Start on a number line where distance = |a - b|. Then move to the coordinate plane and derive the distance formula from the Pythagorean theorem. Give problems where students must use the Segment Addition Postulate to find unknown lengths. Reinforce that distance is always positive.

Common Misconceptions

Explainer

From your work with points, lines, and planes, you know that a line extends infinitely in both directions. A line segment is what you get when you cut a line between two specific endpoints — it has a definite start and a definite end. The length of that segment is the distance between the two endpoints. Distance is always a nonnegative number; it measures "how far apart," not "which direction."

On a number line, computing distance is straightforward: just subtract and take the absolute value. If point A is at position 2 and point B is at position 7, then AB = |7 − 2| = 5. You need the absolute value (a concept you already know) because subtraction can produce a negative number, but distance cannot be negative. Whether you compute 7 − 2 or 2 − 7, the absolute value gives you the same positive answer.

In the coordinate plane, the same idea extends using the distance formula: d = √((x₂ − x₁)² + (y₂ − y₁)²). This formula comes directly from the Pythagorean theorem — the horizontal gap and vertical gap between two points form the legs of a right triangle, and the segment connecting the points is the hypotenuse. Squaring automatically removes the sign issue (so you do not need the absolute value), and the square root recovers the length.
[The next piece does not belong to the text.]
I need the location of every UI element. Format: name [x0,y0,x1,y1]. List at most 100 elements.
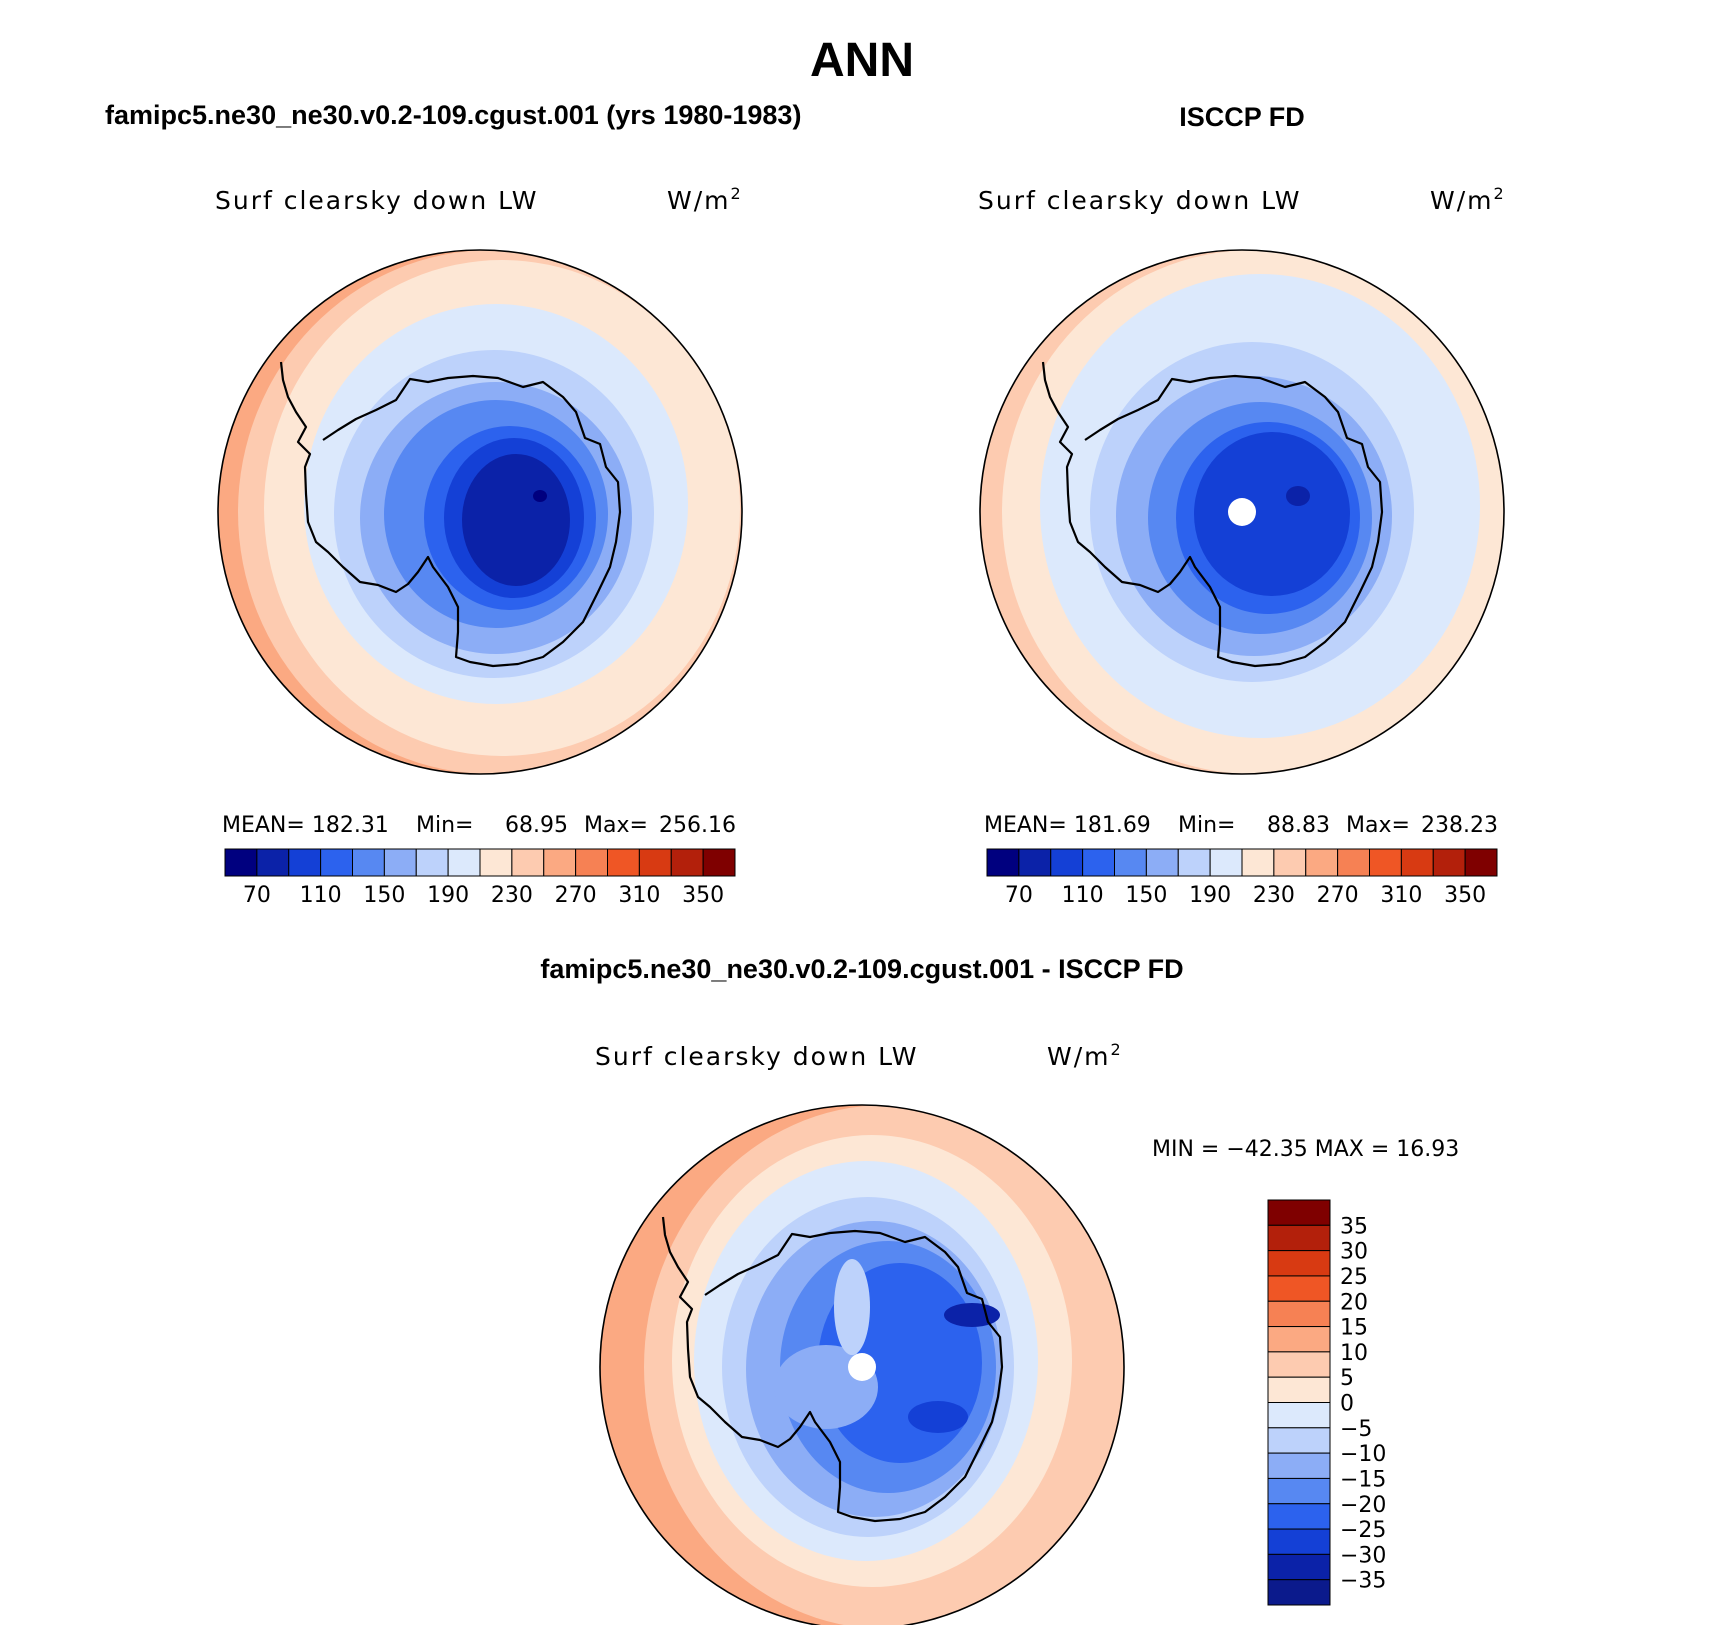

The Segment Addition Postulate formalizes what it means for one point to lie between two others: B is between A and C (in the geometric sense) if and only if AB + BC = AC. This sounds obvious, but the postulate pins down the word "between" precisely — B must lie on the same line as A and C, and the two partial lengths must add to the total. This postulate is the engine behind almost every "find the missing length" problem in geometry, and it is the foundation for the midpoint concept you will encounter next.